Ardi merasa sangat tenang dan nyaman saat berada di bahu Denis, hinggga membuat dirinya perlahan memejamkan kedua matanya. Denis yang menyadari hal itu, perlahan mengusap pipi Ardi dengan lembut. Ia mandangi wajah Ardi walau tak terlihat jelas karna posisinya yang sulit saat bersandar di bahunya.

"Aku sayang kamu Ar, aku akan selalu menjagamu" kata Denis dalam hati.

Pandangan Denis kembali kedepan dan membiarkan Ardi bersandar di bahunya. Hatinya sangat terasa bahagia saat orang yang ia sayangi kini ada di sampaingnya, bahkan menyandar dan tidur di bahunya. Semakin lama Denis merasakan bahunya terasa pegal, namun ia tak tega untuk membangunkan Ardi dari tidurnya.

"Bahu ini memang punya kamu Ar, kau boleh memilikinya selama aku masih menghembuskan nafasku"

Saat ada seseorang yang menyeberang jalan sembarangan sang sopir menginjak pedal rem tiba-tiba dan membuat Ardi terbangun dari tidurnya.

"Aku tertidur ya Nis?" ucapnya dengan sedikit mengusap matanya. Tatapannya terlihat polos seperti anak kecil, sangat polos.

"Iya Ar, kamu tidur lagi gih!" Denis menepuk pundaknya mempersilahkan Ardi menyandar kembali.

"Gak ah Nis, aku kasihan kamu pasti capek, maaf ya aku tadi tidur di bahumu" tatapan Ardi terlihat menyesal.

"Udah gak papa kok, sinih tidur lagi!" Ardi menggeleng, kemudian ia menyandarkan kepalanya di kursinya.

Ponsel Denis berdering, ia segera melihatnya. Ardi yang mendengar nada dering ponsel Denis membuatnya sedikit melirik kearah Denis.

"Dari siapa Nis?"

"Ka Rara Ar" Ardi yang kaget sontak mengangkat kepalanya dari sandaran kursinya.

"Kenapa gak di angkat Nis?"

"Gak ah, ka Rara pasti mau marah Ar"

Denis hanya membiarkan saja ponselnya berdering, ia menaruh kembali ponselnya pada saku celananya.

"Kita masih jauh ya Ar?" Denis menoleh Ardi.

"Sabar ya Nis, iya kita masih jauh, sekarang gantian kamu yang tidur saja!" Denis menggeleng.
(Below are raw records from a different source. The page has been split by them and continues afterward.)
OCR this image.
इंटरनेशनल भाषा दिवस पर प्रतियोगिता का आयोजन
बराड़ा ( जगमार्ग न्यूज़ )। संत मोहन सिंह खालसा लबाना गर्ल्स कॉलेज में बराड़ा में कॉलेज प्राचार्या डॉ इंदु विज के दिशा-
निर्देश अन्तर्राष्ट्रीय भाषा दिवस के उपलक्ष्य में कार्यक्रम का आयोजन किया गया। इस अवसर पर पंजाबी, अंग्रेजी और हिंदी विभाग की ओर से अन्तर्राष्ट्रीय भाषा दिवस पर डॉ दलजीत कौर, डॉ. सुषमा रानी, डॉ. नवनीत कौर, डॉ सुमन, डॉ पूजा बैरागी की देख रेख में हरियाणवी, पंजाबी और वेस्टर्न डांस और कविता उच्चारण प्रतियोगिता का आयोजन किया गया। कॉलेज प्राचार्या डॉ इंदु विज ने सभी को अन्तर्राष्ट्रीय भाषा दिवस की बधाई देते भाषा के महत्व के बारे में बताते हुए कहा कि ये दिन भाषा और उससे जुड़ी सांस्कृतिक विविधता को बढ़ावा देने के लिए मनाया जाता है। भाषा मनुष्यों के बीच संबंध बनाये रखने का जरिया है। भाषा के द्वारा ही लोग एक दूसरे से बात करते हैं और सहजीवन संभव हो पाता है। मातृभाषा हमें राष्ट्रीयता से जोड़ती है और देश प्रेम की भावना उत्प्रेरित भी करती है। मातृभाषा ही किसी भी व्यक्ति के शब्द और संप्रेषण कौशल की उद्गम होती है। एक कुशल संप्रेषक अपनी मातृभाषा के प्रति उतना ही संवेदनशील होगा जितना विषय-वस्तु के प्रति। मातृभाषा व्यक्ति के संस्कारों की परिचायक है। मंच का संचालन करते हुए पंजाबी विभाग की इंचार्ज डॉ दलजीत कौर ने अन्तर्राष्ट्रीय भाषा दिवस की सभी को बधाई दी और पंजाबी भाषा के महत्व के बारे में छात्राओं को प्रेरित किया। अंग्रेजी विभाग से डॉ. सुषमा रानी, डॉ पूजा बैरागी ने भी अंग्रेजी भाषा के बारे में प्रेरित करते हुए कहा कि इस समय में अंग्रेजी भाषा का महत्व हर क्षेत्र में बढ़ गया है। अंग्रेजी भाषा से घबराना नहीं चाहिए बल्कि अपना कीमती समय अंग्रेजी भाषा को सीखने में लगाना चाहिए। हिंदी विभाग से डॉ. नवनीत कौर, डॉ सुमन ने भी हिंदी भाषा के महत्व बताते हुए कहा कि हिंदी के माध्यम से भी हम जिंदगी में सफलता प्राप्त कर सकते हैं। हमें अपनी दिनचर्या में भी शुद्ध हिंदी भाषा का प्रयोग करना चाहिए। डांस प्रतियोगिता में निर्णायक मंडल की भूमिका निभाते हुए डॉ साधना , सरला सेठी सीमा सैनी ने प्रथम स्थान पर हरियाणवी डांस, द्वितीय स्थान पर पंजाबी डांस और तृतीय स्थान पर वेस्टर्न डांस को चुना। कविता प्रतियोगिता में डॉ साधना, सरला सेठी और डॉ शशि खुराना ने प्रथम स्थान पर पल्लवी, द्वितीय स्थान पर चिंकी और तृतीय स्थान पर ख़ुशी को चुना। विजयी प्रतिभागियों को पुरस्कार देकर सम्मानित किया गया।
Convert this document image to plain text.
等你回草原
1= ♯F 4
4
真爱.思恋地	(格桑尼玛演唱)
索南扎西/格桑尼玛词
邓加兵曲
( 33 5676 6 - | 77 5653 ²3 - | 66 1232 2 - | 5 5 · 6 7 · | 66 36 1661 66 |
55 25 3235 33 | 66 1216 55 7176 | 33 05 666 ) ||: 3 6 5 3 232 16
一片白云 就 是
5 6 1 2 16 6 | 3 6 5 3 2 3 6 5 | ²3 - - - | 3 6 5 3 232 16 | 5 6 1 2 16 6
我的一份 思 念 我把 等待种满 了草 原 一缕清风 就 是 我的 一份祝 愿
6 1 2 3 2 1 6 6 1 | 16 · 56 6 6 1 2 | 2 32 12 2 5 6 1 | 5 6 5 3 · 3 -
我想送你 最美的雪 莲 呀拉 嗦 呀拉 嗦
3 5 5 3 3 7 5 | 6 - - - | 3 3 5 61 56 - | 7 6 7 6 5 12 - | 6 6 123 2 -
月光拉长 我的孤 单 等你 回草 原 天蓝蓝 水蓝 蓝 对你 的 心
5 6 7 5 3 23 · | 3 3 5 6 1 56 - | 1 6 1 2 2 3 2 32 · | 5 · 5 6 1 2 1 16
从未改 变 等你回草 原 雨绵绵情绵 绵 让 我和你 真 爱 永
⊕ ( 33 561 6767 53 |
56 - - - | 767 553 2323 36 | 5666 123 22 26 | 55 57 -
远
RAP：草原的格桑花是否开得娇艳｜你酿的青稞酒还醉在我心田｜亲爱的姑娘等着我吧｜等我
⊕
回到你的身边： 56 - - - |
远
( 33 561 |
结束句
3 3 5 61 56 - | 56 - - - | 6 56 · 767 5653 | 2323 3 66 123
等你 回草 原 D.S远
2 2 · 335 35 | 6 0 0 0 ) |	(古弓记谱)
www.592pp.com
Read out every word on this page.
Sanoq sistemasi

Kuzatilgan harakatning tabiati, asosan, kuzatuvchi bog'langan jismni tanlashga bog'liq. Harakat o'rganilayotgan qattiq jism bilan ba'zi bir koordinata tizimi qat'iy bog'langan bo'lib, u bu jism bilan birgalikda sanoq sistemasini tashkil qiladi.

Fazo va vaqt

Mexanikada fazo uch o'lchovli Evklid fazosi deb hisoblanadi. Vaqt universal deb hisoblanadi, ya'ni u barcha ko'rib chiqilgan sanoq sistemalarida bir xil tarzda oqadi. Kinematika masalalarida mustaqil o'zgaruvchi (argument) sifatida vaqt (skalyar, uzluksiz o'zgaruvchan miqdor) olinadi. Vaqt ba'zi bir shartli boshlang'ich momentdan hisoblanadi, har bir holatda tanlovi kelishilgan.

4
Semakin lama AC terasa semakin dingin hingga membuat Ardi merasakan kedinginan. Ia bersandar di kursi dan memangku kedua tangannya. Denis melepas sweaternya lalu menutupkannya pada tubuh Ardi dan sontak membuat mata Ardi sedikit terbuka. Ardi tersenyum lalu memejamkan kembali matanya.

Saat melihat Ardi sudah tenang, Denis merogoh saku celanya dan memeikan ponselnya. Ia hanya sekedar melihat abum foto di galerinya. Iya terlihat berfikir sejenak, lalu wajahnya tersenyum entah apa yang membuatnya tiba-tiba tersenyum.

Hari sudah semakin siang, ia merasa perutnya sudah mulai keroncongan. Denis menoleh kearah Ardi yang masih tertidur pulas bersandar di kursinya.

"Ini kapan sampainya ya? Perutku sudah lapar" Denis menoleh kebagian belakang, banyak penumpang lain juga yang masih memejamkan matanya untuk memanjakan tubuhnya, walau ada beberapa yang masih membuka matanya.

Ia kembali memaikan ponselnya, berharap dapat menghibur dirinya yang saat ini sedang kesepian. Tak lama bis yang ia tumpangi berhenti di sebuah terminal tanda ia sudah sampai. Penumpang lain sudah mulai berbondong beranjak dari tempat duduknya. Denis menoleh Ardi yang masih tertidur, ada rasa tak tega untuk membangunkannya, tapi ia terpaksa harus membangunkan Ardi.

"Ar bangun Ar!" Denis sedikit mengguncang bahu Ardi. Ardi terbangun dan segera malihat sekeliling ruangan bis.

"Kita sudah sampai ya Nis?" Ardi masih menguap.

"Iya Ar kita sudah sampai, ayo turun!"

Denis turun lewat pintu depan, sedangkan Ardi mengekor di belalangnya.

"Kita masih jauh ya Ar, aku lapar" ujar Denis berterus terang.

"Kita makan di rumah Nenekku saja ya Nis, kita sudah gak jauh lagi kok" Ardi mengangguk.

"Kita naik apa lagi Ar?"

"Kita naik becak Nis, karna tak ada angkutan umum yang lewat depan Rumah Nenek"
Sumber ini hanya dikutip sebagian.